1 Posner M., Condition Critical. Maclean's. Vol. 108 No. 46, November 13, 1995, p. 46-59.
2 The Angus Reid Group, The Reid Report. Vol. 8, No. 7, July/August, 1993 and Vol. 8. No. 8. September, 1993.
3 The Medical Post 1995 National Survey of Doctors, Fall 1995, page 24.
4 Alvi S.: Health Costs and Private Sector Competitiveness, The Conference Board of Canada, Report 139-95, Ottawa, June, 1995, page 11.
5 Southam News/CTV/Angus Reid, Public Opinion On Government Cutbacks And The Policy Challenges Facing Canada, December 27, 1995.
6 The Angus Reid Group, The Reid Report. Vol. 8, No. 7, July/August, 1993 and Vol. 8. No. 8. September, 1993.

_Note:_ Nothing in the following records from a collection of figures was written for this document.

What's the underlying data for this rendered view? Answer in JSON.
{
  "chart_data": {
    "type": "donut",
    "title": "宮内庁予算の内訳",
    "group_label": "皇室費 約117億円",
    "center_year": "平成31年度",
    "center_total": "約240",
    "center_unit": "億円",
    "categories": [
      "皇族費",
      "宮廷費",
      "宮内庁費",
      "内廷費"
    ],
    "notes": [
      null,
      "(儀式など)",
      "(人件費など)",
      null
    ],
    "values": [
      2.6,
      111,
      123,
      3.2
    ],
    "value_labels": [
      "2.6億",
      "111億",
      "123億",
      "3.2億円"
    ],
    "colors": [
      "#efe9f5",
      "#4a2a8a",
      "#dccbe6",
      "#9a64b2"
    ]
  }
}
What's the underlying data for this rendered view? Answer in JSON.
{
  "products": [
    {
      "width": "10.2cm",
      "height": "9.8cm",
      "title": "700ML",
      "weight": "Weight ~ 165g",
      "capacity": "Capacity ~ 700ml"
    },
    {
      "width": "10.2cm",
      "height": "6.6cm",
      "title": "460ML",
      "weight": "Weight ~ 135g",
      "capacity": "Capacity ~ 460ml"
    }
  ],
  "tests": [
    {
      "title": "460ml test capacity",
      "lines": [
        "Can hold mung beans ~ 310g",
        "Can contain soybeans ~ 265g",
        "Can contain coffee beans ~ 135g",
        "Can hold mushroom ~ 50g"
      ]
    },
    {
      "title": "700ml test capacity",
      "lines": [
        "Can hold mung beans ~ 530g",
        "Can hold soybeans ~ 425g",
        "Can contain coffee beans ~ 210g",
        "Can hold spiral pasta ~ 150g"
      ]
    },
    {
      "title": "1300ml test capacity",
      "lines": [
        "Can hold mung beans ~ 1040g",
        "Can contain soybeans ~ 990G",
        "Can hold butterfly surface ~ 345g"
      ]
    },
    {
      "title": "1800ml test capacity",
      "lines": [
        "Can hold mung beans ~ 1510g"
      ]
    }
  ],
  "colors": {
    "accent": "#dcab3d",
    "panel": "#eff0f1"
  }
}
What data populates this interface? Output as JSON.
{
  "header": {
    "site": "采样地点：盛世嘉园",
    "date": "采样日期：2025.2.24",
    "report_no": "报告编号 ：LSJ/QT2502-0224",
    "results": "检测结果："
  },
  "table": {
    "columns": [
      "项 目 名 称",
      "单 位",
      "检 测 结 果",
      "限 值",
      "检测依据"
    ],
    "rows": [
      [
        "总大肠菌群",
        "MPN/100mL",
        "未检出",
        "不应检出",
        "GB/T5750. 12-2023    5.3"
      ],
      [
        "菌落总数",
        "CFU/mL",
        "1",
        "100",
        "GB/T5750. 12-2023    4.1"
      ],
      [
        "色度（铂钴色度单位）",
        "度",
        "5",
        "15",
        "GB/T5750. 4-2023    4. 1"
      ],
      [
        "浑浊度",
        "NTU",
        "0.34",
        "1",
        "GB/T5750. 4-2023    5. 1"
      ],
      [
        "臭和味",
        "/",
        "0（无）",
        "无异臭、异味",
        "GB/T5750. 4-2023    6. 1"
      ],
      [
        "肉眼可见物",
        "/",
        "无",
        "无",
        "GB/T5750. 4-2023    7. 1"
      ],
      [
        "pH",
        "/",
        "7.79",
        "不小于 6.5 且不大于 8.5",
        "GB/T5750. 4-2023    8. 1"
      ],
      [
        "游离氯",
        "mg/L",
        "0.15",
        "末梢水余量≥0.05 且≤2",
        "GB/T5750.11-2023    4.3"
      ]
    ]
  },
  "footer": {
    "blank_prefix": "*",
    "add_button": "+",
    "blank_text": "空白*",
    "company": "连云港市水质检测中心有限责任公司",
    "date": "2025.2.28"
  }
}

7 Mitchell, A. Population to hit 30 million in 1996: Globe and Mail, January 10, 1996. pp. B1-2.
8 Frenken, H. Capitalizing on RRSPs: Canadian Economic Observer, December 1995. p. 3.1-3.9. Statistics Canada - Cat. No. 11-010.
9 Stephens T. Workshop report: trends in the prevalence of smoking, 1991-1994. Chronic Diseases in Canada 1995; 16(1): 27-32
10 Canadian Medical Association. Smoking and Health: 1991 Update. Can. Med. Assoc. Journal 1991; 142 (2): 232A-232B.